Yseyl stretched, yawned. “Hoy-ha, ol’ fem, get your body moving. Have to get away from here by sundown.”
Her way lit by a handglow she’d bought at Marrat’s Market, she inched into the mouth hole, pushing the disruptor case.ahead of her this time. The case kept getting hung up on bulges and cracks in the floor, and several of the turns required a lot of wriggling and shoving, but she managed and some ten minutes later emerged into a second chamber.
Lumpy and echoing, a stream hardly wider than the span of a mal’s hand meandering along the back wall, it was considerably larger than the first and filled with a velvet darkness that seemed reluctant to yield to the light from the handglow. The flattest surface was that next to the entrance hole and there Yseyl had built a knee-high platform from mutha branches, binding and knotting them together with grass rope saturated in nivula sap. On this platform she’d built herself a small hutch with a three-sided storage shed. The front of the shed was closed off by a piece of heavy canvas.
Setting the disruptor case on the platform, she climbed up beside it. She untied the canvas, fetched out a box of candles from the half-a-hundred she had stored in the shed, a candelabra that had taken her fancy once in Icisel, and a blanket which she shook out and dropped beside the box. She twisted the candles into the holes and lit them, smiling as the gentle wavering light woke the shadows she called Delelan’s Ghosts.
She watched a moment, then went back for the rest of her gear.

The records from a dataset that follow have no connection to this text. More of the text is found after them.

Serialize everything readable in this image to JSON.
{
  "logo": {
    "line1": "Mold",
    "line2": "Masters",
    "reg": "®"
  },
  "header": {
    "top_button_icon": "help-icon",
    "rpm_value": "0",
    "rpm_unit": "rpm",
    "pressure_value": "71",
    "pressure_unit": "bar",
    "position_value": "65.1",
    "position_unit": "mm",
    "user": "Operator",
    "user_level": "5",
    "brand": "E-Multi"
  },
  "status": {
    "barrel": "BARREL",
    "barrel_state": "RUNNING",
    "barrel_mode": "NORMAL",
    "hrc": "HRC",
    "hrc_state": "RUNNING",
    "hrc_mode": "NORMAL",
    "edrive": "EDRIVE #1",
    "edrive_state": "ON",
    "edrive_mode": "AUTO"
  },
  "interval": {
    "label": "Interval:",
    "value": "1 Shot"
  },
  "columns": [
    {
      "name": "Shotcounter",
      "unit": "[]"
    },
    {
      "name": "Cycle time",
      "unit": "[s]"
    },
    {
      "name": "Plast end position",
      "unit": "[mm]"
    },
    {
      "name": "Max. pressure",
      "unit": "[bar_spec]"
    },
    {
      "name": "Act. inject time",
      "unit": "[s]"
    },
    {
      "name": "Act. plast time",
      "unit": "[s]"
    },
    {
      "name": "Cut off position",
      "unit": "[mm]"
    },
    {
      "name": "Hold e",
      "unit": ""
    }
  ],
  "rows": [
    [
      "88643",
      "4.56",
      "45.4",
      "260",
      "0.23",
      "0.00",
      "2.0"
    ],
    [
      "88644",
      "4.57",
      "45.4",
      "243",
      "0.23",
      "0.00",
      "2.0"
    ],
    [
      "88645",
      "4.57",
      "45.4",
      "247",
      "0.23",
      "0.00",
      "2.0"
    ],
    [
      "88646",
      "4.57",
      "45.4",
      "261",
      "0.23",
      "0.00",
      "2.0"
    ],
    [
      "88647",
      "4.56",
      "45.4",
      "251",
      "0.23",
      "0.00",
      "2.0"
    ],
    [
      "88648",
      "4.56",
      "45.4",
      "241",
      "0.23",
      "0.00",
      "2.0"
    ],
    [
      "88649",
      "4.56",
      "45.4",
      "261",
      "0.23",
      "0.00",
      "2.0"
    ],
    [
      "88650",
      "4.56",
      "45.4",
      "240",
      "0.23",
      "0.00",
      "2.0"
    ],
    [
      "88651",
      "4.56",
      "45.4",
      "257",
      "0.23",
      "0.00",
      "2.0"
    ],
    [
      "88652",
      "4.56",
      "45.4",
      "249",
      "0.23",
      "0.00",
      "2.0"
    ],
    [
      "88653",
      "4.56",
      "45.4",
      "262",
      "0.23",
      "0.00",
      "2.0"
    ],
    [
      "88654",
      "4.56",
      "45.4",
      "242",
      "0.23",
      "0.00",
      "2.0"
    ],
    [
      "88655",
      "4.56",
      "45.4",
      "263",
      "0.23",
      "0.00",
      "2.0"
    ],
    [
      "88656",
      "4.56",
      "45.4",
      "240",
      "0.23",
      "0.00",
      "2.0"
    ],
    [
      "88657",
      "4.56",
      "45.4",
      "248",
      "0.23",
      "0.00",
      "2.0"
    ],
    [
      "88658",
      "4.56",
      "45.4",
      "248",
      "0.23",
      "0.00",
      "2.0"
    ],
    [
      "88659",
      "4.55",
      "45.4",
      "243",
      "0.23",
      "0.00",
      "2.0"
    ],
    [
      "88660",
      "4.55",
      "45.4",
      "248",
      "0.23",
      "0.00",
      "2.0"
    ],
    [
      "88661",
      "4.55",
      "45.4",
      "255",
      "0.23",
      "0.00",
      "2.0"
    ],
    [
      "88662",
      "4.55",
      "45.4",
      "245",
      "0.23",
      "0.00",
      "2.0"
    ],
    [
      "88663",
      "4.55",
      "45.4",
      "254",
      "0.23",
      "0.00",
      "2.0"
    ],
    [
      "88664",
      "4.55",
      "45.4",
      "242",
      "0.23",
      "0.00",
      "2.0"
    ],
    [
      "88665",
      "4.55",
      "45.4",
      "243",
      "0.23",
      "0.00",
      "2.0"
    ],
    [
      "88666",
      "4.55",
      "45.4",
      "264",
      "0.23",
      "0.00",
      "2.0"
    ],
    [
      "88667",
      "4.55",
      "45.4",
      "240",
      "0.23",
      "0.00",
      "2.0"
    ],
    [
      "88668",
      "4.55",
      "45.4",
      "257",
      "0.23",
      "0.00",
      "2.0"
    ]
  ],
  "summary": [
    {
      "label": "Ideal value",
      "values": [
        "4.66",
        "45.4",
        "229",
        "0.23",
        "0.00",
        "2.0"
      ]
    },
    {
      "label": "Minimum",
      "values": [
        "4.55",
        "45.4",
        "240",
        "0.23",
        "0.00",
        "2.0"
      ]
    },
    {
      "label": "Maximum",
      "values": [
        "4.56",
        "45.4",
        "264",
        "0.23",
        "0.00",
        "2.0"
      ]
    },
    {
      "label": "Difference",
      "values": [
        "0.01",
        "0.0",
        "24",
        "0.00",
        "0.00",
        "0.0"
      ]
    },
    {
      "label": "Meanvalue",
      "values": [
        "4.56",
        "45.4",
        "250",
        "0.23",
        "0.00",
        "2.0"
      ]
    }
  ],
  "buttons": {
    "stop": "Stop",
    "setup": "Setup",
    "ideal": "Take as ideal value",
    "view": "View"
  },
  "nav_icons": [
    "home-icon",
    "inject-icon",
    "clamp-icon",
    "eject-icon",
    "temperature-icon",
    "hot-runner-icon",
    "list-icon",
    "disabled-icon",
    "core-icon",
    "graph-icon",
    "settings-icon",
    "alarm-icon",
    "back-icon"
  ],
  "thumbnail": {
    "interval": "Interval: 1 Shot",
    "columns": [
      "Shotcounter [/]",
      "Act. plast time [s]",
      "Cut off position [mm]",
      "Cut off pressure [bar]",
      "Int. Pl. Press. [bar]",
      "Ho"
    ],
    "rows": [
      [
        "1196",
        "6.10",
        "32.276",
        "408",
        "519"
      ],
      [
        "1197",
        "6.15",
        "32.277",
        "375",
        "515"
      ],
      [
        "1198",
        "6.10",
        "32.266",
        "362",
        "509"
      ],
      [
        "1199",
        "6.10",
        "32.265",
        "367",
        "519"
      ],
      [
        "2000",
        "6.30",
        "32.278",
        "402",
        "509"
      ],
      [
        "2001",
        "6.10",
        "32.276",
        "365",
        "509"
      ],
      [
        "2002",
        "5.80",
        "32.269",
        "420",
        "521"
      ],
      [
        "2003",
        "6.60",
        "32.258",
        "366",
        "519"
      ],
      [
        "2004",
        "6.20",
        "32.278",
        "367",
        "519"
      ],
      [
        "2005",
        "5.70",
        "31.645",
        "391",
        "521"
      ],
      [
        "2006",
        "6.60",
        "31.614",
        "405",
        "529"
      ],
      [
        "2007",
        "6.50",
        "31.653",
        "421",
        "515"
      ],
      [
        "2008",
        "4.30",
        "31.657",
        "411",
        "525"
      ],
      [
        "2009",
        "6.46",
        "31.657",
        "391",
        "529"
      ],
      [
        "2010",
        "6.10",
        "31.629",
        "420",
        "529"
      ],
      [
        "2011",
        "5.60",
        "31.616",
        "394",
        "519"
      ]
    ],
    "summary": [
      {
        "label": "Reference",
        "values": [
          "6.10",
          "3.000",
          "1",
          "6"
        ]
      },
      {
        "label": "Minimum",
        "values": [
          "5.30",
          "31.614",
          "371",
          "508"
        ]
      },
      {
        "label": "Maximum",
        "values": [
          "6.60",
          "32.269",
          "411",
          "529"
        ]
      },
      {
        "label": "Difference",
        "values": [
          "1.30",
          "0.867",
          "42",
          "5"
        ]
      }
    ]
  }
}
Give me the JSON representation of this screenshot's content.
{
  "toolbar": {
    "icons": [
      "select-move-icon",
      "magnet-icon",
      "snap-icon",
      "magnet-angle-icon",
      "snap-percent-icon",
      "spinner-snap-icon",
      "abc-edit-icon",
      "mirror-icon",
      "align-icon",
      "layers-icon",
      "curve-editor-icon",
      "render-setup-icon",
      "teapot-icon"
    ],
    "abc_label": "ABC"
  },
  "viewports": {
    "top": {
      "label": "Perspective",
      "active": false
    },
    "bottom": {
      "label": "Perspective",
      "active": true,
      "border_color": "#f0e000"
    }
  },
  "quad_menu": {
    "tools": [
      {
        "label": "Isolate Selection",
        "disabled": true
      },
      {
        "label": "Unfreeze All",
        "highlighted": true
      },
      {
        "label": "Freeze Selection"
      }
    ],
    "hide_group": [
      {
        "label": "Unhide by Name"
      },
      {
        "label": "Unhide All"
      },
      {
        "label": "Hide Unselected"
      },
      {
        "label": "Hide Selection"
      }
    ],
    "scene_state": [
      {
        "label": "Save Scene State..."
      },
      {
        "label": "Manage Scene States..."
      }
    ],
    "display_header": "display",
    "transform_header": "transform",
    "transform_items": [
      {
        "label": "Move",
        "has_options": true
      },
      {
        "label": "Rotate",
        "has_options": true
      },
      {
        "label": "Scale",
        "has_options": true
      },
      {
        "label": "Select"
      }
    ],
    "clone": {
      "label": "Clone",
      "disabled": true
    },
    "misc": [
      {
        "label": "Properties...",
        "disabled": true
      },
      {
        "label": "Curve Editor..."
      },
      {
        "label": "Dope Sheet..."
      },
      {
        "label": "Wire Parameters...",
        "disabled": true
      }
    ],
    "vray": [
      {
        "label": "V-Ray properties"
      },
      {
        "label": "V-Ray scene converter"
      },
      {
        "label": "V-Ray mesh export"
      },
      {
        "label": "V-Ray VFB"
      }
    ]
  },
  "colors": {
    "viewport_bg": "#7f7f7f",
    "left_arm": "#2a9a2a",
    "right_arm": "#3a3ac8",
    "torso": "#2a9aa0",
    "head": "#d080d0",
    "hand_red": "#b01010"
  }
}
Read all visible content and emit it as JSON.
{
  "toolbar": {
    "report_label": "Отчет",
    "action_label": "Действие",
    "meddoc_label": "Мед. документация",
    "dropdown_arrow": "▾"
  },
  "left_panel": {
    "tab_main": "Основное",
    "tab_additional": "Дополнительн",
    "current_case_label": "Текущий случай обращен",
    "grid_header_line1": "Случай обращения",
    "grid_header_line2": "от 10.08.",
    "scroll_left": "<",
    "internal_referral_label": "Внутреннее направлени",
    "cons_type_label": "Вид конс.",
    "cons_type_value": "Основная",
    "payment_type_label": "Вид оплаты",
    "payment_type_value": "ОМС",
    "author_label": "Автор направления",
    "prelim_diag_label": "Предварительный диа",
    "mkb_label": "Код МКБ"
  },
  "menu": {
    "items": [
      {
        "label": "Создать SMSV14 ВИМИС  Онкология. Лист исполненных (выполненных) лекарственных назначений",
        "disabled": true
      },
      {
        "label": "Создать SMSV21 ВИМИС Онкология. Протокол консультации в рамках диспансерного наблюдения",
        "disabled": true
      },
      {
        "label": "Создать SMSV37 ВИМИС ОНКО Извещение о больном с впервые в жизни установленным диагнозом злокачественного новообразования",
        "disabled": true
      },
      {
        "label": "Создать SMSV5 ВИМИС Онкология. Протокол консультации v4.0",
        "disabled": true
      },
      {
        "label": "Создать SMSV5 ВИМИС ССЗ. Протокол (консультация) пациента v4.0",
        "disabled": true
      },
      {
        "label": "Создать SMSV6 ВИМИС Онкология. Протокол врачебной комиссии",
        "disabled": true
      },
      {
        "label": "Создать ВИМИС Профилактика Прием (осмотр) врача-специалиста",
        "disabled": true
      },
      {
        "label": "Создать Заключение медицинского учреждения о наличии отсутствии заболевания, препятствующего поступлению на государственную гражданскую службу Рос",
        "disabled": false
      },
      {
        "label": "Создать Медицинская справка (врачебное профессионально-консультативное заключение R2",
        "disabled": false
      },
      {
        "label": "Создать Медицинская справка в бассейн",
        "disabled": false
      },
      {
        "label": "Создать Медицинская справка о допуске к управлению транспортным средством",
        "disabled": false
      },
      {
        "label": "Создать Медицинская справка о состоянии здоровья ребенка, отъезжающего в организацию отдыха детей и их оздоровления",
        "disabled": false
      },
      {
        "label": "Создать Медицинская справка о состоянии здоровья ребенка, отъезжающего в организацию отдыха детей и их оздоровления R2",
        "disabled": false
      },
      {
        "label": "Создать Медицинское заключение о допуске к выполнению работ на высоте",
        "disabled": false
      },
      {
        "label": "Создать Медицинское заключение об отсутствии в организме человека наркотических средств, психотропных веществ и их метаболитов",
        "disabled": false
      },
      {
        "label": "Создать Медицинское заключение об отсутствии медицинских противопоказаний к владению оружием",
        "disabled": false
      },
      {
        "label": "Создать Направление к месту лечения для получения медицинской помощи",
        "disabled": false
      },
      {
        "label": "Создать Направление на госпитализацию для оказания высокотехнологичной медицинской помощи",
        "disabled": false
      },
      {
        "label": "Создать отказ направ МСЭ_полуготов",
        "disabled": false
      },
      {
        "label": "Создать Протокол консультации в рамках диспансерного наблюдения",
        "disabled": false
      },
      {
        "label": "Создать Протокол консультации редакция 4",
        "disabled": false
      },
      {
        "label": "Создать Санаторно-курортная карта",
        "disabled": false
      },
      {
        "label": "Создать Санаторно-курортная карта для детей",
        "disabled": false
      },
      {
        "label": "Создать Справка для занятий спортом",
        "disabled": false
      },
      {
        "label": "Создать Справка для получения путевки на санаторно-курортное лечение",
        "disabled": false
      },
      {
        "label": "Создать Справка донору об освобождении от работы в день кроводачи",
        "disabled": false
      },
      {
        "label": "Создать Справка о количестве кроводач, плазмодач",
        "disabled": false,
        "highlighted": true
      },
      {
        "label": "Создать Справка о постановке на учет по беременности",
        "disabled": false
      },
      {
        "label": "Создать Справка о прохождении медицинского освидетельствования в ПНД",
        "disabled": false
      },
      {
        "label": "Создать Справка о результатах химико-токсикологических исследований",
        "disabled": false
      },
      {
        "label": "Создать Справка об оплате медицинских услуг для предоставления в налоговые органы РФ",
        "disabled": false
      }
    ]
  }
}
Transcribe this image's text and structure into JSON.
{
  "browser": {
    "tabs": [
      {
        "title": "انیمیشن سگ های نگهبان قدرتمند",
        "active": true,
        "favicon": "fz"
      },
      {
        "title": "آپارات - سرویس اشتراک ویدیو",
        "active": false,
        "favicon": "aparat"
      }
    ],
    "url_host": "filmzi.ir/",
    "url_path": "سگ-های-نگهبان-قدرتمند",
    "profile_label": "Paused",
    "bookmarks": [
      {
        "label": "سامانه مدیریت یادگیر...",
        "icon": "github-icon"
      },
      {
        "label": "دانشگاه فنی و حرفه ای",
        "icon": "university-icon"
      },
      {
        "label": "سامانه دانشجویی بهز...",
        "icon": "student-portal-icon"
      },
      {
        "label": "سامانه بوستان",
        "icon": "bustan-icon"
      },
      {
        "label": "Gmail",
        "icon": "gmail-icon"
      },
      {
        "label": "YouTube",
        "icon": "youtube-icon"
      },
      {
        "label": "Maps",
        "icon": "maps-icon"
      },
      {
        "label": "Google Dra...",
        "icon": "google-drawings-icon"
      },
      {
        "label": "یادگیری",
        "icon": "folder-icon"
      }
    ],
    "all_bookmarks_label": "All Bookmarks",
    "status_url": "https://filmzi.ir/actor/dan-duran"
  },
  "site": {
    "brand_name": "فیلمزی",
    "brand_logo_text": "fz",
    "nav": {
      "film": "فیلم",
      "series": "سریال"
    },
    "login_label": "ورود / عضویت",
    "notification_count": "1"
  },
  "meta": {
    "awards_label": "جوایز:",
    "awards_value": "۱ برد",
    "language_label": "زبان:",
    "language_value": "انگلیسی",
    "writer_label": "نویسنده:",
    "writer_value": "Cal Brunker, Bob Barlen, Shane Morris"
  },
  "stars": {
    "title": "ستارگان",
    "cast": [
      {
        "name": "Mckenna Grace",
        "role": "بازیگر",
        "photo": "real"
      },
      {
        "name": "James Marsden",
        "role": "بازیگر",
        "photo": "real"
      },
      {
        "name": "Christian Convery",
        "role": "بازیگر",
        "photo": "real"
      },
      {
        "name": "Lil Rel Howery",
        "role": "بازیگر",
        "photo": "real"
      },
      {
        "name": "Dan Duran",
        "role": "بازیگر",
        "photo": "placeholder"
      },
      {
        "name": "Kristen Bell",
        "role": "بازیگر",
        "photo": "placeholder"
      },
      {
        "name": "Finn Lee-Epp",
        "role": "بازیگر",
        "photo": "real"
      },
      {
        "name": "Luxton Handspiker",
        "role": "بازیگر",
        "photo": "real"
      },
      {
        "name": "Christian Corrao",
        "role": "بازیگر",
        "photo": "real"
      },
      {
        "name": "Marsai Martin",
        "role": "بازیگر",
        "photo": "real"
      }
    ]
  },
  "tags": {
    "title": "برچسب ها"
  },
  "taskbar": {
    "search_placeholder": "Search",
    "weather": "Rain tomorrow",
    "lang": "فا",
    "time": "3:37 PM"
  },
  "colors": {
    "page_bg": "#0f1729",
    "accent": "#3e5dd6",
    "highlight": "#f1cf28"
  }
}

For a while she played with her treasures, all sense of time lost in counting and caressing them, the hand-hammered gold and silver coins of the Pixa, the machine-struck coins of the Impix, a long necklace of polished turquoise and jasper beads, a bronze statue of a running boyal, a soaring celekesh carved from jet, a Fieka’s ring broach, a mosaic prayer icon that had belonged to a group of Bond Sisters, all the bits and pieces that had stuck to her fingers from the years when she’d been only a thief, before her calling came to her and she began hunting arms dealers.